Our stage focused on a participatory design project oriented towards teen digital wellness
The curriculum is based on concepts of cultural responsiveness and community based design, and covered topics such as technology design techniques,
wellness, and cognitive behavioral principles.
We worked and learned with Latinx teenagers, ages 11-22, co-designing tools for wellness using counter storytelling, and culturally susatining design.
Impact:
The program empowered Latine youth to articulate and design for their wellness needs, fostering agency and ownership over their wellbeing.
By developing and presenting wellness tools, the youth highlighted critical themes such as community and inclusion, which are informing our approach to future youth wellness tools and culturally sustaining design.
Our pivot to an online format due to COVID-19 also yielded key insights into virtual engagement strategies that we are sharing as best practices for remote research and design.
Tenacity
Role: UX Researcher, facilitator, and qualitative data analysis.
Tasks: I coordinated a team of 8 graduate students and design interns.
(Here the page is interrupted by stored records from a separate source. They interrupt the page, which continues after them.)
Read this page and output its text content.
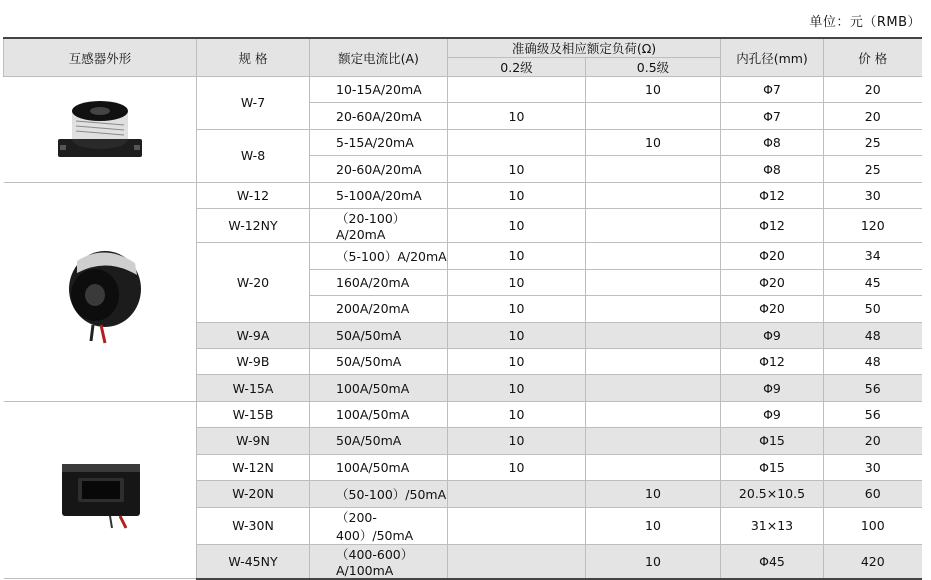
单位：元（RMB）
互感器外形	规 格	额定电流比(A)	准确级及相应额定负荷(Ω)		内孔径(mm)	价 格
			0.2级	0.5级		

	W-7	10-15A/20mA		10	Φ7	20
		20-60A/20mA	10		Φ7	20
	W-8	5-15A/20mA		10	Φ8	25
		20-60A/20mA	10		Φ8	25

	W-12	5-100A/20mA	10		Φ12	30
	W-12NY	（20-100）A/20mA	10		Φ12	120
	W-20	（5-100）A/20mA	10		Φ20	34
		160A/20mA	10		Φ20	45
		200A/20mA	10		Φ20	50
	W-9A	50A/50mA	10		Φ9	48
	W-9B	50A/50mA	10		Φ12	48
	W-15A	100A/50mA	10		Φ9	56

	W-15B	100A/50mA	10		Φ9	56
	W-9N	50A/50mA	10		Φ15	20
	W-12N	100A/50mA	10		Φ15	30
	W-20N	（50-100）/50mA		10	20.5×10.5	60
	W-30N	（200-400）/50mA		10	31×13	100
	W-45NY	（400-600）A/100mA		10	Φ45	420
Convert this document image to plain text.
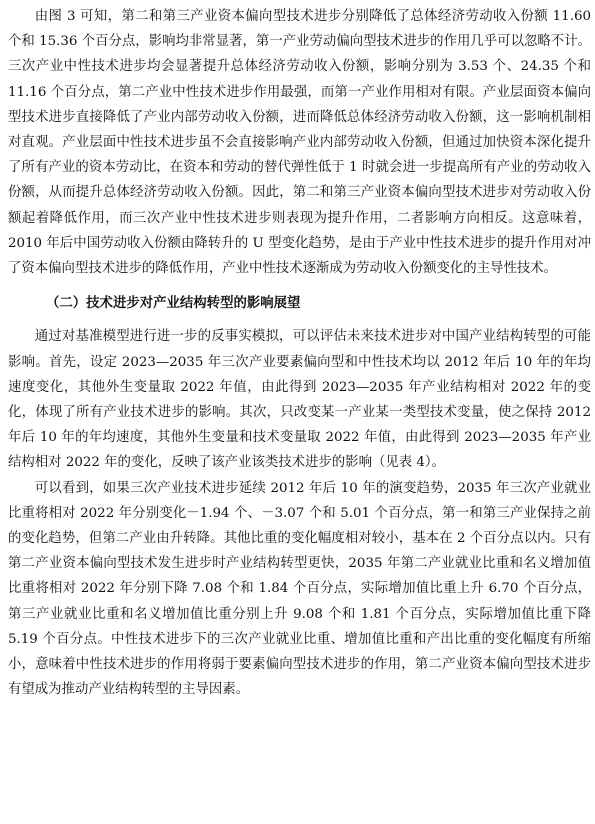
由图 3 可知，第二和第三产业资本偏向型技术进步分别降低了总体经济劳动收入份额 11.60 个和 15.36 个百分点，影响均非常显著，第一产业劳动偏向型技术进步的作用几乎可以忽略不计。三次产业中性技术进步均会显著提升总体经济劳动收入份额，影响分别为 3.53 个、24.35 个和 11.16 个百分点，第二产业中性技术进步作用最强，而第一产业作用相对有限。产业层面资本偏向型技术进步直接降低了产业内部劳动收入份额，进而降低总体经济劳动收入份额，这一影响机制相对直观。产业层面中性技术进步虽不会直接影响产业内部劳动收入份额，但通过加快资本深化提升了所有产业的资本劳动比，在资本和劳动的替代弹性低于 1 时就会进一步提高所有产业的劳动收入份额，从而提升总体经济劳动收入份额。因此，第二和第三产业资本偏向型技术进步对劳动收入份额起着降低作用，而三次产业中性技术进步则表现为提升作用，二者影响方向相反。这意味着，2010 年后中国劳动收入份额由降转升的 U 型变化趋势，是由于产业中性技术进步的提升作用对冲了资本偏向型技术进步的降低作用，产业中性技术逐渐成为劳动收入份额变化的主导性技术。

（二）技术进步对产业结构转型的影响展望

通过对基准模型进行进一步的反事实模拟，可以评估未来技术进步对中国产业结构转型的可能影响。首先，设定 2023—2035 年三次产业要素偏向型和中性技术均以 2012 年后 10 年的年均速度变化，其他外生变量取 2022 年值，由此得到 2023—2035 年产业结构相对 2022 年的变化，体现了所有产业技术进步的影响。其次，只改变某一产业某一类型技术变量，使之保持 2012 年后 10 年的年均速度，其他外生变量和技术变量取 2022 年值，由此得到 2023—2035 年产业结构相对 2022 年的变化，反映了该产业该类技术进步的影响（见表 4）。

可以看到，如果三次产业技术进步延续 2012 年后 10 年的演变趋势，2035 年三次产业就业比重将相对 2022 年分别变化－1.94 个、－3.07 个和 5.01 个百分点，第一和第三产业保持之前的变化趋势，但第二产业由升转降。其他比重的变化幅度相对较小，基本在 2 个百分点以内。只有第二产业资本偏向型技术发生进步时产业结构转型更快，2035 年第二产业就业比重和名义增加值比重将相对 2022 年分别下降 7.08 个和 1.84 个百分点，实际增加值比重上升 6.70 个百分点，第三产业就业比重和名义增加值比重分别上升 9.08 个和 1.81 个百分点，实际增加值比重下降 5.19 个百分点。中性技术进步下的三次产业就业比重、增加值比重和产出比重的变化幅度有所缩小，意味着中性技术进步的作用将弱于要素偏向型技术进步的作用，第二产业资本偏向型技术进步有望成为推动产业结构转型的主导因素。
I co-designed and executed the interview porotocol, diary study, and surveys.
Analyzed qualiative data from diary studies, interviews/focus groups and provided design insights and feedback.
Tested each design before release, and supervised topics of inclusion and cultural awareness in design.
Methods: participatory design, semi-structured interviews/focus groups, diary studies, surveys, qualitative data analysis
Stakeholders: University of California, Irvine, School in Santa Ana, CA, HCI reserachers and educators, teen youth, NSF, middle and high school teachers
Challenge: How do youth in early adolescence conceptualize self-regulation?
How can we co-design a re-design of an app that captures their concept of self-regulation and that youth will use and is engaging?
Description:
This project used participatory design methods to explore how wearable devices can support self-regulation among teens, and to redesign the Tenacity meditation-based app to better fit youths’ needs.
The project was split into two main parts:Participatory Design Workshop: We collaborated with 27 teens (ages 11-14) from a middle school in Santa Ana, CA, to brainstorm and create tools that aid in self-regulation. The resulting ideas informed the design team’s app redesign process.
Field Deployment and Design Iteration: The re-designed app was tested in a two-week deployment phase with 35 youth participants (ages 11-15) across two states. Feedback was collected to inform further design iterations.
Impact:
These findings influenced both the final app design and our approach to youth-centered digital tools.
This project contributed to a nuanced understanding of how youth-defined self-regulation can be supported through technology, and it provided key insights into designing privacy-conscious, inclusive wellness tools that respect the needs and interests of young users.